British cyclist (born 1994)

Matthew Rotherham (born 7 December 1994) is a British male track cyclist. Following a career as an elite able bodied cyclist, he transferred to Paralympic track cycling as a sighted pilot in the visually impaired (B) classification. In 2021, he piloted Neil Fachie to Paralympic gold in the men's track time trial B classification. The pair are also Paralympic silver medallists in 2024, Commonwealth Games champions in 2018, and five-time World champions in the discipline.

==Cycling career==
Rotherham is a five times British champion after winning the time trial Championship at the 2019 British National Track Championships and the 2022 British National Track Championships and three British National Tandem Sprint Championships gold medals.

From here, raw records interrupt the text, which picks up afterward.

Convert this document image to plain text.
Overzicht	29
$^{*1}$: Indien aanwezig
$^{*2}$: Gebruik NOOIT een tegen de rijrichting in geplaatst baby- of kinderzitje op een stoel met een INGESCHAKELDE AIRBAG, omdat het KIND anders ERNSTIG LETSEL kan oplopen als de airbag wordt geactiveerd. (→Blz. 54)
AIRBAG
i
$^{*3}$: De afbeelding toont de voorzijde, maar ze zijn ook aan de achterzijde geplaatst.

He also piloted Neil Fachie of Scotland to gold medals at the 2018 Commonwealth Games in the tandem sprint B and tandem 1km time trial B. At the 2022 Commonwealth Games, he piloted James Ball of Wales to a gold medal in the tandem sprint B and a silver medal in the tandem 1km time trial B.

Rotherham was appointed Member of the Order of the British Empire (MBE) in the 2022 New Year Honours for services to cycling.